While the system is by no means a crystal ball with 100% accuracy (in fact the accuracy is only approx. 60%), I have used it consistently to find winners in short-term trading opportunities. There are however “duds” such as PLTR which is a red-hot favorite among retail investors/traders where the system indicated an exit, resulting in a loss of approx. 16%.
It could have been a lot worst. Like I mention, the system is nowhere close to a magical crystal ball but it sets the context in place for one to trade without emotions in place. The goal is to cut your losses short FAST and let your winners ride
For those who are interested to find out more about Collin’s online sharing session on 2 March 2021, you can click on the link below.
Conclusion
Starbucks is one of the stocks in my forever portfolio which I intend to hold for the long term. While Starbucks is already a well-known brand globally, its growth potential remains robust over the next decade and beyond.
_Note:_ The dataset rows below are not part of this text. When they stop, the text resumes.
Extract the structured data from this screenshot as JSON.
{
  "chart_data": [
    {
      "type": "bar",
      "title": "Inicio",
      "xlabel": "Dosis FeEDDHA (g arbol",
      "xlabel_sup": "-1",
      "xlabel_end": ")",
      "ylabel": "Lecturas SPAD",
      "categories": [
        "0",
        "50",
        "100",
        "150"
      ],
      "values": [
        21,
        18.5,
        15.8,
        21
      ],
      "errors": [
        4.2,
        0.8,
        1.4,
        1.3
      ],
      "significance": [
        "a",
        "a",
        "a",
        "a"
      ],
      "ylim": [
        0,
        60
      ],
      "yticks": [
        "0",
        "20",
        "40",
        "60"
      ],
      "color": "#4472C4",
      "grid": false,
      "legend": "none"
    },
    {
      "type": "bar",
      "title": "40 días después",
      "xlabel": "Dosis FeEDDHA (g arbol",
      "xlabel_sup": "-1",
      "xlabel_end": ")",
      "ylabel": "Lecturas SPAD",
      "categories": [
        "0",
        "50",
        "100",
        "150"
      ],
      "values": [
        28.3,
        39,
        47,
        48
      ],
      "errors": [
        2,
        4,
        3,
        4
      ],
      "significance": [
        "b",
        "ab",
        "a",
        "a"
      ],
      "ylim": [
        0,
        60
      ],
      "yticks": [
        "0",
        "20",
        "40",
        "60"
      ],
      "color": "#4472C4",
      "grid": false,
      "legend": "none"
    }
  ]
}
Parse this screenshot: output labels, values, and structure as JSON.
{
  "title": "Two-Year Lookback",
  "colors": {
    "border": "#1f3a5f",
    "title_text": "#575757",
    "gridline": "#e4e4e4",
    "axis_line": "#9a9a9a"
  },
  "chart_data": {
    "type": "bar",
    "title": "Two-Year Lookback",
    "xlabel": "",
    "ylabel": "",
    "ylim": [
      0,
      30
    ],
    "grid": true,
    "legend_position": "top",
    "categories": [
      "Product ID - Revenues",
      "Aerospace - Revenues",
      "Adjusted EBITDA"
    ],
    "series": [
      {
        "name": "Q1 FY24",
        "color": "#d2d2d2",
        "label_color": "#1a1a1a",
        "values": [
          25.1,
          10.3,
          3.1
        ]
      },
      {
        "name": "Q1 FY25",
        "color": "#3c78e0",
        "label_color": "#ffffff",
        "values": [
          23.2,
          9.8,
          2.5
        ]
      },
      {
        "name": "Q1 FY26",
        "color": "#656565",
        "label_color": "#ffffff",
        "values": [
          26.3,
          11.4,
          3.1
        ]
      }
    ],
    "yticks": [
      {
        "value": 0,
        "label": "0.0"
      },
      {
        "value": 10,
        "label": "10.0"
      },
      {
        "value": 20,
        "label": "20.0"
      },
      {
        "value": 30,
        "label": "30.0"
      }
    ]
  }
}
COVID-19 has demonstrated this branded coffee chain’s resilience when it comes to raising its product prices to counter against the decline in foot traffic (and that inflationary effect is going to be permanent when foot traffic returns post-COVID-19).
It has also shown the company’s receptiveness to adapt to changes with new initiatives made such as bolstering its mobile order penetration and higher engagement with clients through its rewards program.
There might be a short-term trading opportunity in Starbucks stock as well, with momentum traders eyeing a convincing penetration of its all-time high level to pounce into the counter, potentially driving its share price higher over the coming months.
Some might view drinking “high-priced” coffee sold by Starbucks as virtually “pissing” your wealth away, a topic that I have covered in this article: Is drinking latte really costing you $1m and the chance to retire well?
Nonetheless, we should not deprive ourselves of life simple pleasures, might it be just a Latte a day. While it might not help in keeping our retirement woes away, it is certainly not the major cause of one’s retirement worries.
Whether you hold a short or long-term view when it comes to the ownership of Starbucks, it is one blue-chip US stock that you need to keep an eye out for in 2021.